Horowitz and Segelstein can both be classified as ethnographic musicologists. Fortunately, at their performances they address the audience with an engaging clarity that one seldom encounters among academics. In addition, if they offer an insight to the audience, they almost always reinforce it by demonstrating it through the performance of an appropriate musical selection.
That said, through the interleaving of spoken address and musical performance, their approach to an audience is as informative as it is stimulating. On this particular occasion I was struck by Segelstein explicitly citing the inclusion of Chernyavsky among the SFS players. When he is not playing for SFS, he is a member of another klezmer group; and Segelstein observed that, because he is from Saint Petersburg, he brought aspects of Yiddishkeit to his performance that differed significantly from the “roots” behind the Veretski Pass repertoire.
Klezmer had its origins in joyous celebrations, including weddings and the variety of Jewish holidays. Among the different Jewish cultures, it had its roots among the Yiddish-speaking Ashkenazi Jews living across the many different European countries that began to form around the end of the first millennium as part of the Holy Roman Empire. In such a context Jews were almost always “other;” so it should be no surprise that their own music did not fit into what is taught in “history of Western music” textbooks. On the other hand Jews were not oblivious to how their neighbors celebrated; and, as a result, klezmer emerged as a mélange of Jewish folk influences blending with the traditional music of “other folk.”

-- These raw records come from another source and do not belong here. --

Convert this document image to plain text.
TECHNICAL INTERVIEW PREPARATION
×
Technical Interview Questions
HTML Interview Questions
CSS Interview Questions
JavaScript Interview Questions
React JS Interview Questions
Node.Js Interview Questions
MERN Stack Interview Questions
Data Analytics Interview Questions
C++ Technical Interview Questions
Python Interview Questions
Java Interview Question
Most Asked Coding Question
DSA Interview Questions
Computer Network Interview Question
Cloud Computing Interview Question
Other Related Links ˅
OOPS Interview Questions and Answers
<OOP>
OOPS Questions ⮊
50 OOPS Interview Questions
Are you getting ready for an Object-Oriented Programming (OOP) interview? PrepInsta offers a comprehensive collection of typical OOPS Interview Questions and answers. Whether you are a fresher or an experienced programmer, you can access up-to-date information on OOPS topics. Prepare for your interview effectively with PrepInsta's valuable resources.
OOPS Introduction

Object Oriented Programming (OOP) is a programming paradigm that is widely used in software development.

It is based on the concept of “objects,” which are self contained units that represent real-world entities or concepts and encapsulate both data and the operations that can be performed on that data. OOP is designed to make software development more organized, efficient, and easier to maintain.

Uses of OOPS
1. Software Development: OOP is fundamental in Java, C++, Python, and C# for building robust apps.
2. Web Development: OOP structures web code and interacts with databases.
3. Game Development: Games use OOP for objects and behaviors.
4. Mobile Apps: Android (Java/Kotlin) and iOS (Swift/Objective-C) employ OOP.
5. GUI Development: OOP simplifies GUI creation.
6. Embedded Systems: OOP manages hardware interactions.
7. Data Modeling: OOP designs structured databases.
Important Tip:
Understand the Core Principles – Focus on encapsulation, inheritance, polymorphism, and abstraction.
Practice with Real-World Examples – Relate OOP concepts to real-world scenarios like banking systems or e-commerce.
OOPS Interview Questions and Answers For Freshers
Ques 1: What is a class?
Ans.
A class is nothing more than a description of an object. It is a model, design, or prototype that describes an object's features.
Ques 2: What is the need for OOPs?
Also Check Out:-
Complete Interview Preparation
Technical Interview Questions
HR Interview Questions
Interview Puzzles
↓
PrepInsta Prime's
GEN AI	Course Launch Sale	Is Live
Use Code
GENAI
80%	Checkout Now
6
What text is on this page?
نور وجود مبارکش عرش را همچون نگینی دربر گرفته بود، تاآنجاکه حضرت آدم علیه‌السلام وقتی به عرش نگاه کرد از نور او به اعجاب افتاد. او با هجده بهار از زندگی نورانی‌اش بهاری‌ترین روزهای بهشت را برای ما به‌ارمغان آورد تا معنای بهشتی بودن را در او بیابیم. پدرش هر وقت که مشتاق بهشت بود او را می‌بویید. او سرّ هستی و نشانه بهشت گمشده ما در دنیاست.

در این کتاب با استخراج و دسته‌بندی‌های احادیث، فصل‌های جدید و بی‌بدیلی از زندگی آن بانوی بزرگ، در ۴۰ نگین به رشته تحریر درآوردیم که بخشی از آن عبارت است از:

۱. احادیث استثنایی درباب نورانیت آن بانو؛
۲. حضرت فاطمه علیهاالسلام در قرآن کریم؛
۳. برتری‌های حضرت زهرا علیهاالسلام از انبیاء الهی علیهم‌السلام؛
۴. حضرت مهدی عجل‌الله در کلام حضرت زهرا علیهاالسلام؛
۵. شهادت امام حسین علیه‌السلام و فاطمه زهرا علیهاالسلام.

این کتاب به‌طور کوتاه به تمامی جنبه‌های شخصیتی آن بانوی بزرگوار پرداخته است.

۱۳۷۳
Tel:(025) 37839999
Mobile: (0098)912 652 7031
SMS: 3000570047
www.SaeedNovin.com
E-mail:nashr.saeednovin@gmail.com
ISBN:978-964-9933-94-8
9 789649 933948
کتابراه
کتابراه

As a result, most listeners, regardless of background, would probably find the selections performed on this particular CURRENTS program to be more familiar than the music presented in the four preceding offerings. About half a century ago, there was a famous series of advertising posters around New York with the caption “You don’t have to be Jewish to love Levy’s Jewish Rye.” This was soon followed by a record album entitled When You’re in Love the Whole World is Jewish. Today’s CURRENTS program reminded me of that album and left me with a craving for Jewish Rye.